What followed was swift, painful, and annoying. The Inspector, much against his will, was forced to communicate Suiza’s story and its implications to the newspaper reporters. The Sunday papers touched on the matter, the Monday papers blazed with the news―Monday being an extraordinarily weak day for news in the journalistic profession―and the whole of New York City knew directly thereafter that the much-maligned Gilbert Sloane had been not a murderer-suicide after all but, the police now felt, an innocent victim of a clever murderer―diabolical was the word the tabloids used. The police, they went on to inform the public, were therefore still searching for the real murderer, who now had two killings on his bloody conscience, where before he had had only one.

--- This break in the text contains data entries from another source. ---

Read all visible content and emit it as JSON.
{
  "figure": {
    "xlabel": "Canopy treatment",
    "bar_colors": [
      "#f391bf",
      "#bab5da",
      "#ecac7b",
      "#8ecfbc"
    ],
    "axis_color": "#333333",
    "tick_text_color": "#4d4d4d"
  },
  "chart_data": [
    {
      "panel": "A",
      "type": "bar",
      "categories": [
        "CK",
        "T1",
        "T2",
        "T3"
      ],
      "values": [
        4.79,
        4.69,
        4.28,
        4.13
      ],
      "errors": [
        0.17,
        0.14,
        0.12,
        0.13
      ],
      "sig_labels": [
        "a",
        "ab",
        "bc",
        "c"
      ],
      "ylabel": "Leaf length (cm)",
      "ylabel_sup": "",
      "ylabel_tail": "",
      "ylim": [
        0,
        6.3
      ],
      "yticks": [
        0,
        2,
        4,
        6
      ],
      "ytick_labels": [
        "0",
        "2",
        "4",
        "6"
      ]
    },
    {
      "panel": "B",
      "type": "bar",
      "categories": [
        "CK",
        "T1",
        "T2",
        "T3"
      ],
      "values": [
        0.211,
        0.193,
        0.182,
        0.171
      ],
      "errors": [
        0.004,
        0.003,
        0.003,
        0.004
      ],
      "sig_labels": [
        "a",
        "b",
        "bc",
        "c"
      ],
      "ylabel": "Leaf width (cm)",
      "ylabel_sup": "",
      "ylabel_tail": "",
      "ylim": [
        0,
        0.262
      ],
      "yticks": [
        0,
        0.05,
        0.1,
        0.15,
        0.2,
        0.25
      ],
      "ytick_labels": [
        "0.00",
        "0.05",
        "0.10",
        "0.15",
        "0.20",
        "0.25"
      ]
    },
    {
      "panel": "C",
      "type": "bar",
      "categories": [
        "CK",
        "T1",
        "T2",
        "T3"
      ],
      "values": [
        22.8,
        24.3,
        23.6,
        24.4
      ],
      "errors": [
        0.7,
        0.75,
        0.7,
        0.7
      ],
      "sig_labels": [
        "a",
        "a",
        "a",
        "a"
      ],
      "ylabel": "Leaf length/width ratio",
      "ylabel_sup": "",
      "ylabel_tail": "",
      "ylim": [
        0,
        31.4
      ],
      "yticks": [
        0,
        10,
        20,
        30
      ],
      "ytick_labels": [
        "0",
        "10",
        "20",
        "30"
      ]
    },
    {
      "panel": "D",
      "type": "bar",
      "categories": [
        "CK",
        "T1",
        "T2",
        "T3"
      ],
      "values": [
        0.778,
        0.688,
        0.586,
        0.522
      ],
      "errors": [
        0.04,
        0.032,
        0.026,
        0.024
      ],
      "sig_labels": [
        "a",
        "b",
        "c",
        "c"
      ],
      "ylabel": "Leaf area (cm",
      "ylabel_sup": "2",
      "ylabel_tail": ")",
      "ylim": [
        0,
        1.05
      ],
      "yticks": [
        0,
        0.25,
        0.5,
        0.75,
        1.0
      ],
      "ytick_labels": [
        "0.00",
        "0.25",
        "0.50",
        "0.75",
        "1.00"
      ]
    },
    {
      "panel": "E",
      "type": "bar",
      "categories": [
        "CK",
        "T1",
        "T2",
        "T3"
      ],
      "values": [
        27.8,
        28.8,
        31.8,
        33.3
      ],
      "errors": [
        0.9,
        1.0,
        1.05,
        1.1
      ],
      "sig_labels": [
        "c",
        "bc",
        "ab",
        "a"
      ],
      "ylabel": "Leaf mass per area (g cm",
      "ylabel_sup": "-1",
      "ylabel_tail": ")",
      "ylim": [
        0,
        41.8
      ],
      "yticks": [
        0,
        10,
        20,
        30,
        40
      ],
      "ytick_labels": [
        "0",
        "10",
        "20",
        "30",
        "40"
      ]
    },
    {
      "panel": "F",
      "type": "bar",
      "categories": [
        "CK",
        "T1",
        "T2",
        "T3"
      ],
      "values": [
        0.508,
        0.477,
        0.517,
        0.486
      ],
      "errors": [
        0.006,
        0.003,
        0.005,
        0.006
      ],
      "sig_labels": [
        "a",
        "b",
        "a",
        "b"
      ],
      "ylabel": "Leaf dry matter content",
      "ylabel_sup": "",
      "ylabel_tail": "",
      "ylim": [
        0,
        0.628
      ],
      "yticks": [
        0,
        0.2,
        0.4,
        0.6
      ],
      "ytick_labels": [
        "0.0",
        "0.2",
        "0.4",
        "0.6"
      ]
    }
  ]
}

Mrs. Sloane, it should be noted, shone in a belated glory. Her precious family honour was repolished, and it now glittered brightly in the tardy but welcome sunlight of public apologia made by the press, the police, and the District Attorney. Mrs. Sloane was not an ungrateful lady; she sensed that behind Nacio Suiza’s story there had been the fine intellectual hand of Ellery Queen, and embarrassed that young man by gushing effusions to the delighted gentlemen of the press.

As for Sampson, Pepper, Inspector Queen . . . the less said about them the better. Sampson attributes several of his silvery hairs to this period in his official career, and the Inspector has always maintained that Ellery, by his “logic” and persistence, drove him nearly to the grave.